A pochi mesi di distanza, la situazione si è rivelata di gran lunga peggiore rispetto alle previsioni. L’impatto devastante della crisi energetica, caratterizzata da un incremento forsennato dei prezzi degli idrocarburi accompagnato da un drastico aumento dell’incertezza per quanto riguarda gli approvvigionamenti ascrivibile al sabotaggio dei gasdotti Nord Stream-1 e Nord Stream-2, ha spinto il governo a rivedere al rialzo le stime circa l’entità del nuovo debito da mettere a bilancio per il 2023 che erano state formulate durante la scorsa estate, portandole da 17,2 a 45,6 miliardi di euro. Fiumi di denaro da assommare ai 300 miliardi approvati lo scorso novembre dal Bundestag ma non iscritti a bilancio, destinati a finanziare il riarmo dell’esercito e un gigantesco programma di stabilizzazione economica. Il piano implicava – tra le altre cose – il calmieramento del prezzo di gas ed elettricità, necessario anzitutto a mitigare un impatto dell’inflazione su famiglie e imprese rivelatosi più distruttivo rispetto a quanto vaticinato da Berlino. Lo si evince anzitutto dalla caduta verticale – ai livelli più bassi dal 2020 – registrata dall’export nel settore automobilistico, surclassato dai costruttori giapponesi e prossimo a subire uno scavalcamento ad opera dei produttori cinesi, e secondariamente dal “riorientamento” strategico di Tesla. La società fondata da Elon Musk ha infatti apportato notevoli correzioni ai propri piani di investimento originali, implicanti lo spostamento di alcune fasi specifiche di fabbricazione di batterie per auto elettriche dalla regione del Brandeburgo al Nevada, dove i vantaggi assicurati costituiti dai minori costi degli energia si coniugano a quelli garantiti dagli incentivi previsti dall’Inflation Reduction Act. Soltanto nel 2020, Musk aveva dichiarato che lo stabilimento di Berlino si sarebbe affermato come la più grande fabbrica di batterie al mondo.

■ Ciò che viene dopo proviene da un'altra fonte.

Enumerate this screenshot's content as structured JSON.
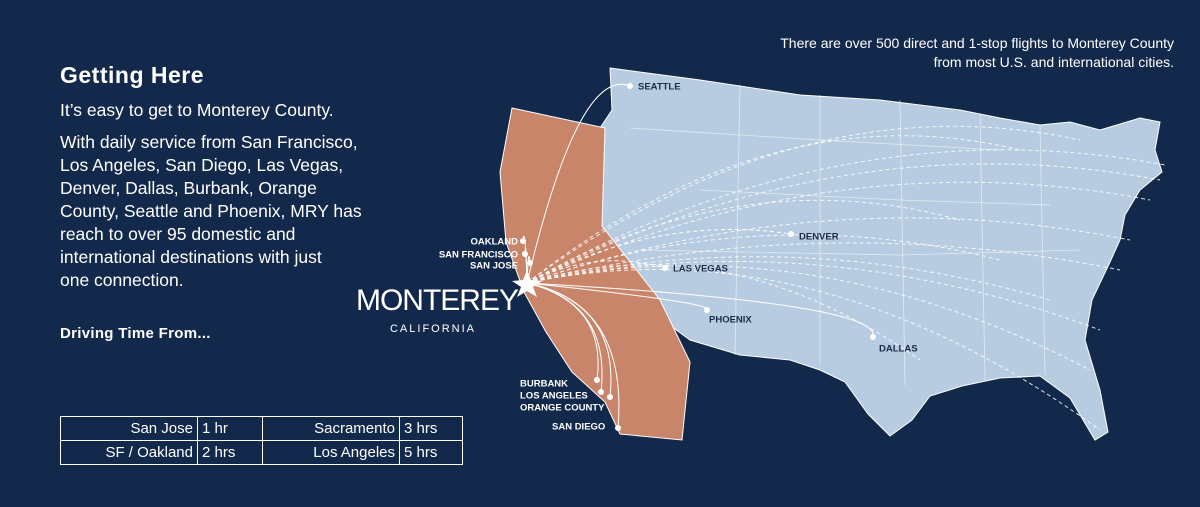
{
  "header": {
    "title": "Getting Here"
  },
  "intro": "It’s easy to get to Monterey County.",
  "body": [
    "With daily service from San Francisco,",
    "Los Angeles, San Diego, Las Vegas,",
    "Denver, Dallas, Burbank, Orange",
    "County, Seattle and Phoenix, MRY has",
    "reach to over 95 domestic and",
    "international destinations with just",
    "one connection."
  ],
  "driving": {
    "heading": "Driving Time From...",
    "rows": [
      [
        "San Jose",
        "1 hr",
        "Sacramento",
        "3 hrs"
      ],
      [
        "SF / Oakland",
        "2 hrs",
        "Los Angeles",
        "5 hrs"
      ]
    ]
  },
  "map": {
    "note": [
      "There are over 500 direct and 1-stop flights to Monterey County",
      "from most U.S. and international cities."
    ],
    "logo": "MONTEREY",
    "logo_sub": "CALIFORNIA",
    "cities": [
      "SEATTLE",
      "OAKLAND",
      "SAN FRANCISCO",
      "SAN JOSE",
      "LAS VEGAS",
      "DENVER",
      "PHOENIX",
      "DALLAS",
      "BURBANK",
      "LOS ANGELES",
      "ORANGE COUNTY",
      "SAN DIEGO"
    ]
  }
}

Ma non è tutto. L’ammontare degli interessi sul debito dovrebbe salire a circa 40 miliardi di euro, e non a 30 miliardi come previsto lo scorso giugno, come ha recentemente ammesso lo stesso Lindner. Fondi, ha scritto il ministro sul suo profilo Twitter, da sottrarre ad altre finalità strategiche quali istruzione, digitalizzazione e investimenti nella protezione del clima. «Ha quindi senso impegnarsi per una riduzione del debito», ha concluso Lindner. Il quale ha comunque tenuto a specificare che il governo terrà fede all’impegno di incrementare l’assistenza all’Ucraina e di potenziare le forze armate.